Netflix’s ‘Crime Scene’ is a disturbing true crime saga for the Internet era


On Thursday, Netflix’s “Crime Scene: The Vanishing at the Cecil Hotel,” became the streaming giant’s latest installment to its collection of true crime and paranormal docuseries. Broken up into a four episode saga, the series looks at the peculiar and haunting events that transpired at the Cecil Hotel in Downtown Los Angeles, focusing specifically on the unusual disappearance of 21-year-old Elisa Lam in February 2013. 

Fair warning, this review will discuss certain aspects of the Lam case, so a spoiler alert is in effect for those of you looking to be surprised by the developments of the case as the series progresses. 

The docuseries, created by Joe Berlinger (“Jeffrey Epstein: Filthy Rich,” “The Ted Bundy Tapes,” “Paradise Lost” trilogy), examines the hotel’s notoriously troubled past, emerging in the Roaring Twenties as an glamorous hot-spot for businessmen traveling to La La Land. The Great Depression and suburbanization in the post-WWII era prompted the demise of the downtown area into what is now known as Skid Row, one of the poorest neighborhoods in the United States, known for its vast homeless population and open air narcotics market. 

The Cecil Hotel’s budget friendly fares attracted the Canadian tourist, Elisa Lam, while traveling solo down the American West Coast. Lam, an avid Tumblr user, chronicled much of her travel experiences as she went along, leaving a digital trail of breadcrumbs for authorities to follow when she was declared missing on Jan. 31, 2013. An entire sweep of the hotel and surrounding area yielded no evidence, until a complaint of discolored and foul-tasting water revealed that Lam’s body was floating in the water tank on the hotel’s roof. Detectives found footage of Lam’s final elevator ride, where she exhibited peculiar and unexplained behavior that prompted further investigation. 

An interesting aspect of the show’s storytelling was the focus on outside attention and internet sleuthing that arose from the unsolved case. The Los Angeles Police Department, having released the last footage of Lam’s mysterious elevator ride, paired with Lam’s expansive social media presence, prompted hundreds of YouTubers to try to solve the case themselves, before being a YouTuber was even a thing.  

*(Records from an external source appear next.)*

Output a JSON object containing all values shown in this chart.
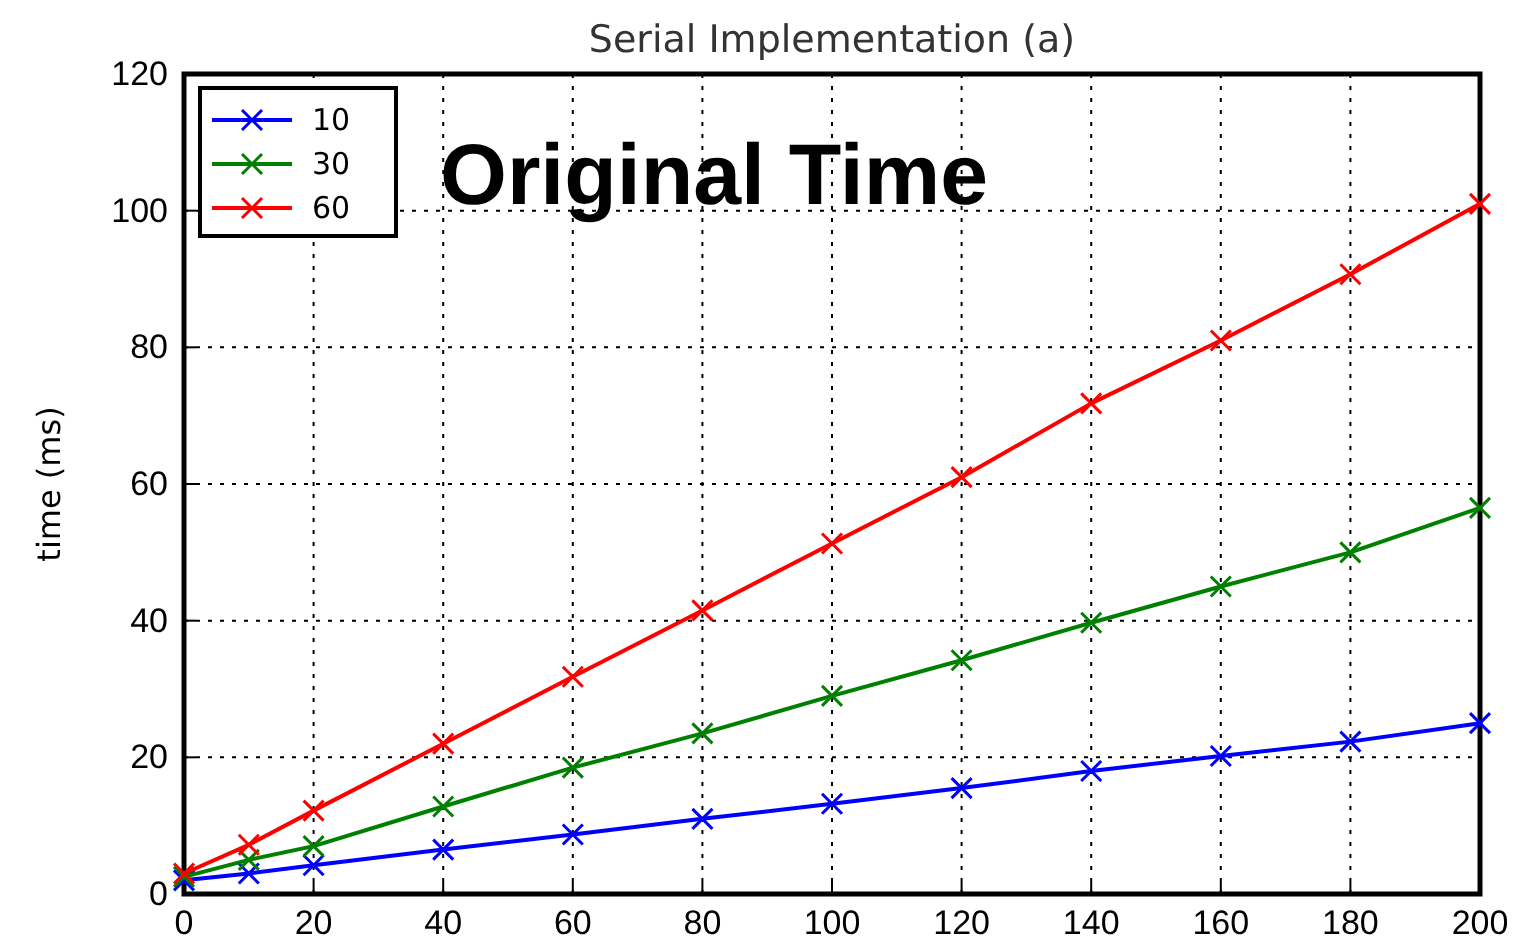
{
  "chart_data": {
    "type": "line",
    "title": "Serial Implementation (a)",
    "ylabel": "time (ms)",
    "annotations": [
      "Original Time"
    ],
    "x": [
      0,
      10,
      20,
      40,
      60,
      80,
      100,
      120,
      140,
      160,
      180,
      200
    ],
    "series": [
      {
        "name": "10",
        "color": "#0000ff",
        "values": [
          2,
          3,
          4.2,
          6.5,
          8.7,
          11,
          13.2,
          15.5,
          18,
          20.2,
          22.3,
          25
        ]
      },
      {
        "name": "30",
        "color": "#008000",
        "values": [
          2.5,
          5,
          7,
          12.8,
          18.5,
          23.5,
          29,
          34.2,
          39.7,
          45,
          50,
          56.5
        ]
      },
      {
        "name": "60",
        "color": "#ff0000",
        "values": [
          3,
          7.2,
          12.2,
          22,
          31.8,
          41.5,
          51.3,
          61,
          71.8,
          81,
          90.7,
          101
        ]
      }
    ],
    "xlim": [
      0,
      200
    ],
    "xticks": [
      0,
      20,
      40,
      60,
      80,
      100,
      120,
      140,
      160,
      180,
      200
    ],
    "ylim": [
      0,
      120
    ],
    "yticks": [
      0,
      20,
      40,
      60,
      80,
      100,
      120
    ],
    "grid": true,
    "legend": "top left",
    "marker": "cross",
    "line_style": "solid"
  }
}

Experts argue that the outside influence and mystery-hunting following the 2013 tragedy have done more harm than good, prompting a myriad of conspiracy theories surrounding the case, including a police cover-up, an inside job committed by the Cecil Hotel and a government implant meant to release tuberculosis on the homeless population of Los Angeles. 

Personally, I could have done without the list of coincidences and conspiracies behind this case. I say that not just because I’m a skeptic, but more so because the show decides to spend an entire episode out of only four parts to catalogue and attempt each theory, most likely for dramatic effect. While I think it’s important to talk about the case in terms of the 21st century and how the public was engaged, it very well could be fueling the fire for the perpetuation of these conspiracies around Lam’s death. The best crime docuseries, in my opinion, stick to the facts. 

While the docuseries focused on the disappearance and death of Lam as the chief plot point, the show did little to actually tell Lam’s story before her fateful trip to the California coast, lacking the traditional testimonials from close family and friends that come standard in any episode of “Dateline.” Perhaps this was a stylistic decision, wanting the audience to get to know her in the same way the police did: through her endless Tumblr posts; or perhaps all members of Lam’s family declined to be a part of the project as the dramatization of such a painful part of their lives would be hard to revisit nine years later. 

Overall, the case is incredibly interesting and certainly worth a watch for any true crime fans, however the input of amateur detective work and footage from Millennial YouTubers hoping to ride in the same fateful elevator came across as distracting, and at times insensitive to the real tragedy that took place.